The defendants, who were two of the deceased's children, obtained a grant on the basis that the deceased died intestate. Under the Intestacy Rules the defendants stood to receive a share of the estate as two of the deceased's children. However the claimant, another daughter of the deceased, located a will which appointed her as the sole executrix and main beneficiary. She therefore applied to court for revocation of the Grant of Letters of Administration.
Issue for the Court
The defendants did not oppose the application for revocation, so the key issue for the court was the question of what costs order to make.
Under Civil Procedure Rule 44.2(1) the court has discretion as to whether costs are payable by one party to another and the amount of those costs.
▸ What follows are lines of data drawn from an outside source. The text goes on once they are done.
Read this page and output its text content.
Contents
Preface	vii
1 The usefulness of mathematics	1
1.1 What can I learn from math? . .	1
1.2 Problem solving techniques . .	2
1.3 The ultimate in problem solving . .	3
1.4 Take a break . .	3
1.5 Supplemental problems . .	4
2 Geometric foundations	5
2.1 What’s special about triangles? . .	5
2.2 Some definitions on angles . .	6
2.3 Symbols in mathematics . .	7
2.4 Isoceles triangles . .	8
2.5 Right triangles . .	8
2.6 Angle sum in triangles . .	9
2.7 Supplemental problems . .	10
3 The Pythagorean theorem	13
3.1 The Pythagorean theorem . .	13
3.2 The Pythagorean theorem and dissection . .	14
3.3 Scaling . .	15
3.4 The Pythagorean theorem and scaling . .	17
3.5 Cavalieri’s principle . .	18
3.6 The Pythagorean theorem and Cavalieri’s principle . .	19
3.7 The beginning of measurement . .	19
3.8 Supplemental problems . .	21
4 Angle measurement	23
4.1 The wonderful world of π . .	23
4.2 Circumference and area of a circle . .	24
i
Costs are usually awarded on the standard basis, which provides that they must not have been unreasonably incurred or be unreasonable in amount (CPR 44.3(1)) and only costs that are proportionate are to be allowed but that if there is any doubt, the doubt will be resolved in favour of the paying party (CPR 44.3(2)). Costs which are disproportionate may be disallowed even if they were reasonably or necessarily incurred.
In the alternative costs can be awarded on the indemnity basis so that if there is any doubt as to whether a cost has been incurred reasonably or is reasonable in amount, the doubt is resolved in favour of the receiving party: CPR 44.3(3). On the indemnity basis the receiving party can therefore expect to receive a greater proportion of their costs (and possibly all of their costs) from the other party.
The court noted that the defendants had been aware that the deceased may have made a will when they applied for the Grant of Letters of Administration. As a result, the court ordered that they pay the claimant's costs on the indemnity basis.
This case is a warning to anyone applying to take out a Grant where there is an intestacy, to ensure they investigate, as thoroughly as possible, whether there is a will. The oath for administrators requires them to swear that the person died intestate. The responsibility of making that oath that should not be taken lightly.